Extremely Local Authors

Encouraging Literary Amateurs.


Recommended Tools

You could write in almost anything, from a scrap of paper to a full-featured word processor.

But certain writing tools are naturally better for creative writing.

Things You Will Need

  1. Autosave: Nothing is worse than losing what you have written. It's a surefire way to kill off your desire to work on an idea any further. Whatever tool you use, if it doesn't autosave, you are asking for trouble.
  2. Cloud Syncing: This is like autosave times ten. If you are saving all your writing in just one place, that's only one dead hard drive or lost device away from zero copies. There are so many cloud storage services now that having at least one should be simple.
  3. Wordcount: Writers think in words; publishers think in pages. A single font change or tiny tweak to the margins will reflow all your pages into some entirely different number, so think in number of words, and use something that counts them instantly for you.

Things You Won't Need

  1. Page Layout: If you are making your words look pretty, you are focussing on the wrong thing. Do not spend time adding page numbers and chapter titles to your headers or playing with the margins to make a certain paragraph break nicely across a page break.
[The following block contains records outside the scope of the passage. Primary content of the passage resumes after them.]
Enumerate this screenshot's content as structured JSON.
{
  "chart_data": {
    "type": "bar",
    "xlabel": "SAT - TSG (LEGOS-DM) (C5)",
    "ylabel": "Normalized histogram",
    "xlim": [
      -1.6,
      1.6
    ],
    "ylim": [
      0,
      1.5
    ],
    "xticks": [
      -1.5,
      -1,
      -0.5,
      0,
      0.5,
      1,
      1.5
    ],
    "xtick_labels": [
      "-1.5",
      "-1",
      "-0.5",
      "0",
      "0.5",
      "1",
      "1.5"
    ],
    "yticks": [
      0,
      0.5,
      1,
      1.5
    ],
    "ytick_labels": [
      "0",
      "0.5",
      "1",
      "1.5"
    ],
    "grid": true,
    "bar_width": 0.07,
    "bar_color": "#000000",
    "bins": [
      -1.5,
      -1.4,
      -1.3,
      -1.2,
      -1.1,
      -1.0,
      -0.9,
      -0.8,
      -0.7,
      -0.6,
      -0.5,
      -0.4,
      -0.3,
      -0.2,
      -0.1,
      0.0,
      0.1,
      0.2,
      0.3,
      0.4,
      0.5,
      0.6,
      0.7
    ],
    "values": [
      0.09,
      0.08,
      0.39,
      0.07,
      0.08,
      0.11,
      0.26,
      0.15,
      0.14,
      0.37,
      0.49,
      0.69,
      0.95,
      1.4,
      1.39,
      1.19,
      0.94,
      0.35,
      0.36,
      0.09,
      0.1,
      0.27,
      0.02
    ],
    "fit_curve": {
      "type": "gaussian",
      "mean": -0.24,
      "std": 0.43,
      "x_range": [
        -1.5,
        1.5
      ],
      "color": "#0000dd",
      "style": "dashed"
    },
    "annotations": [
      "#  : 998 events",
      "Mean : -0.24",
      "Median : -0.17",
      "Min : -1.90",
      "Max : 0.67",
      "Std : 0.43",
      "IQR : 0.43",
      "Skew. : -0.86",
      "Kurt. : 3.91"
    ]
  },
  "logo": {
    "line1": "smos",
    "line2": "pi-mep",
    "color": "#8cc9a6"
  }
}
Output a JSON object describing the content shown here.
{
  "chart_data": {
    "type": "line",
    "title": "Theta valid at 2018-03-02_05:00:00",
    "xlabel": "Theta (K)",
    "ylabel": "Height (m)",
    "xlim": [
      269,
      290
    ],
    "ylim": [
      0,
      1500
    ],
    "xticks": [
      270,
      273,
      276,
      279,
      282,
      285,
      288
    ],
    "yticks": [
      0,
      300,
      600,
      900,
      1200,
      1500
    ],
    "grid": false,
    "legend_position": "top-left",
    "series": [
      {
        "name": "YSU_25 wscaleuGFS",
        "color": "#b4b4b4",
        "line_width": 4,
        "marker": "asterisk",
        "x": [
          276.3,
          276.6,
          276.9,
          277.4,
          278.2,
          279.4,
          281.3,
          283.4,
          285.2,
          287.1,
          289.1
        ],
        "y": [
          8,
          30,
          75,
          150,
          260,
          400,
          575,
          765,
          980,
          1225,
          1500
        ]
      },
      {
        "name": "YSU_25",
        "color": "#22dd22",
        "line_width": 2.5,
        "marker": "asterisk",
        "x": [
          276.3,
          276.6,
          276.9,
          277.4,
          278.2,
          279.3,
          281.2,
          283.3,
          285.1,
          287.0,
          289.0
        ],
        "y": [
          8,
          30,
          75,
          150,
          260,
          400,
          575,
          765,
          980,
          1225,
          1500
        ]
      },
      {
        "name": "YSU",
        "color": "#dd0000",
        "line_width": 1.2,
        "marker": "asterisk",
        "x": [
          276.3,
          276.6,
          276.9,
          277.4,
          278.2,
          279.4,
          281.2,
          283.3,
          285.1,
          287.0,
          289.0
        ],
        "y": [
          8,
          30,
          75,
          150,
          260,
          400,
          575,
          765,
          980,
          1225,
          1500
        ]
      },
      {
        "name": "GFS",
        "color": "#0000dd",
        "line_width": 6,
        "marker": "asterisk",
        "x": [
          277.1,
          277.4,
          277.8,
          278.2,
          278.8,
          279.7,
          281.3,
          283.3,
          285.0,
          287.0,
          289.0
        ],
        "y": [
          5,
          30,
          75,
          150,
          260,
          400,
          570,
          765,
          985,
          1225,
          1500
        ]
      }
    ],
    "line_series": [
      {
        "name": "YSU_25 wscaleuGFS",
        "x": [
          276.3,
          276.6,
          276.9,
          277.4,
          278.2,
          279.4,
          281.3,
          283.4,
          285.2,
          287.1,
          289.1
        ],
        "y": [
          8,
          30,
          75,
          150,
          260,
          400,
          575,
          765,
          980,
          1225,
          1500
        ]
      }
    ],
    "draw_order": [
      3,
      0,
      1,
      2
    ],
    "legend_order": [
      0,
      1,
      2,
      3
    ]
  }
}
In fact, it's better if your words are just in one endless scrolling view with no page breaks at all, honestly.
  2. Fancy Fonts: Similarly, even if you are working in plain text in a single endless flow of text, you should not worry about how nice your early drafts work. Your first draft will be kind of ugly, so it's appropriate that it also looks kind of ugly. Don't use a fancy script font or a formal serif font; Courier is traditional.
  3. Too Much Structure: There are lots of tool for arranging all the parts of your book and tracking all your characters and taking notes on all your worldbuilding details. That's all great, but those are parts of a later stage of the writing process. Early on, you want to just get words written down and get a feel for the story, so try to stay fluid. Don't be afraid to just leave a big gap and a note that actually this is what happened earlier and move on from there.